Bogdan Jóźwiak (GKS Bełchatów):
– Na boisku sporo się działo, szczególnie biorąc pod uwagę ilości bramek. Dziś zdobyliśmy osiem, co w tym sezonie na wyjeździe jeszcze nam się nie zdarzyło. Martwią pojedyncze błędy. Nie możemy pozwalać na to, że w okolicach 30. minuty dostajemy czerwoną kartkę. Całe szczęście, że było to przy wyniku 3:0, a co gdyby był np. remis? Po co nam to? Musi być zdecydowana reakcja, szybsze przerwanie akcji. Taka piłka nawet nie ma prawa dojść do Leona, aby on decydował, czy da radę wyjść w tempo, czy nie? W przerwie mówimy sobie: „Panowie, koncentracja!”. Wychodzimy na drugą połowę, chcemy zagrać na zero z tyłu i w 30. sekundzie dostajemy bramkę, choć w teorii byliśmy przygotowani na to, że drużyna Jutrzenki będzie grać dłuższe podania z pominięciem linii obrony, szukając nimi Dominiaka. W większości przypadków oczywiście doskakiwaliśmy do rywala i robiliśmy to bardzo dobrze, ale kilku błędów się nie ustrzegliśmy. Cieszą trzy punkty i fakt, że odrobiliśmy stratę czterech punktów, które po rundzie jesiennej mieliśmy do Widzewa. Nam zostało siedem spotkań, im sześć. Teraz gra toczyć się będzie o to, kto jako pierwszy popełni błąd. Mam nadzieję, że my tego błędu nie popełnimy, a potknie się Widzew.
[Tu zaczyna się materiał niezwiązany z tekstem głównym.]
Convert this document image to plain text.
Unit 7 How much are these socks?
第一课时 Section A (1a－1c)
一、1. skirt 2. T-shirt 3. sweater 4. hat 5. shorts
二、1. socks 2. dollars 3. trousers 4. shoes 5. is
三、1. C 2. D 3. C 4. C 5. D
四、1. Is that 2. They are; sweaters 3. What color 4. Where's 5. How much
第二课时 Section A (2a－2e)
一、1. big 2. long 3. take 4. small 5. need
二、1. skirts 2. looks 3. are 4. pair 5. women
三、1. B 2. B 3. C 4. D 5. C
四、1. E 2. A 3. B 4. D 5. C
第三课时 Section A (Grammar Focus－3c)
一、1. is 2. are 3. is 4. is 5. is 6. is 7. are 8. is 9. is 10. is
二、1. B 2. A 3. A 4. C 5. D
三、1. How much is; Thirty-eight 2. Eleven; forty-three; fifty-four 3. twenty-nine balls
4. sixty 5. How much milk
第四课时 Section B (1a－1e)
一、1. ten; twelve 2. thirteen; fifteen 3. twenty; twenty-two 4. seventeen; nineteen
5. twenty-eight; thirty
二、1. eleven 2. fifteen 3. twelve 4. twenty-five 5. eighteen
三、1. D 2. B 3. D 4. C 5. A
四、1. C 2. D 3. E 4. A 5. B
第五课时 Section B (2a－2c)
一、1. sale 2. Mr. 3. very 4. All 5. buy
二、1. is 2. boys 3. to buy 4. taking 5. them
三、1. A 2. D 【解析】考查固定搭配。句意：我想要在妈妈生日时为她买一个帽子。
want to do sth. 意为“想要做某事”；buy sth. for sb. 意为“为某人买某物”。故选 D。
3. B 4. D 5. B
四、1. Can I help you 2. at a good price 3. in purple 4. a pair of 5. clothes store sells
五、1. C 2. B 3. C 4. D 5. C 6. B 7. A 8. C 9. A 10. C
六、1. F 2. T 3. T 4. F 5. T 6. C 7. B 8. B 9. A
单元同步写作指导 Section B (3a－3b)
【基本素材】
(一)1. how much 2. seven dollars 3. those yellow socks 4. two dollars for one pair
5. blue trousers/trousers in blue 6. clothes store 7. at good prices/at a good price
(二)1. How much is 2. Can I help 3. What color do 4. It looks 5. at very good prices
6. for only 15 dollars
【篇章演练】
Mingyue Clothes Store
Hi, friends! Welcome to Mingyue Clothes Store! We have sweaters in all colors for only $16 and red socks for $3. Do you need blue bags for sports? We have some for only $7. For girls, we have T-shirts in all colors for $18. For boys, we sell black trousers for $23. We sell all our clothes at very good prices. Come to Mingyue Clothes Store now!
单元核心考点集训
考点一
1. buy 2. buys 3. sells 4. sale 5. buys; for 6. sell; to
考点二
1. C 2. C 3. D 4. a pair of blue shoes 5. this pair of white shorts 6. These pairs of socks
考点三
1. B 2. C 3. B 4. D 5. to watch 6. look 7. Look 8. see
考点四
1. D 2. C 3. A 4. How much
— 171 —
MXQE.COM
Patrzymy na siebie i chcemy wszystko do końca wygrywać. To jest nasz cel, a czas pokaże, co nam to da na koniec sezonu.
Robert Szubert (Jutrzenka Drzewce):
– Celem naszym było zagrać lepiej niż jesienią w Bełchatowie, bo tam zupełnie nie podjęliśmy walki. Przegraliśmy 0:7 i jak dobrze pamiętam, nie oddaliśmy nawet celnego strzału na bramkę. Wiedziałem, że wielkich szans z taką drużyną jak GKS nie mamy. To jest drużyna z zupełnie innej rzeczywistości. Wydaje mi się, że my tych sytuacji stworzyliśmy sporo. Tym bardziej, że od 27. minuty graliśmy w przewadze jednego zawodnika. Natomiast wynik 2:8 to jest przepaść. Z drugiej strony, może na usprawiedliwienie dodam, że nie mogliśmy skorzystać z sześciu podstawowych zawodników, także może też dlatego te błędy naszych obrońców były tak rażące. Z przodu jeszcze trochę tych sytuacji – jak na starcie z takim przeciwnikiem – wykreowaliśmy, ale w obronie na tym poziomie rozgrywkowym takich błędów, z tak dobrą drużyną, robić nie wolno, bo potem mecz kończy się tak wysokim wynikiem. Generalnie myślę, że w dobrej atmosferze przebiegał ten mecz. Gościliśmy dziś duży klub – GKS Bełchatów, który przyjechał do nas, do Lipiec Reymontowskich i myślę, że dla naszych zawodników był to przeciwnik o takiej klasie, z którym chyba nigdy wcześniej nie rywalizowali. Gratuluję zwycięstwa i życzę powodzenia w walce o awans.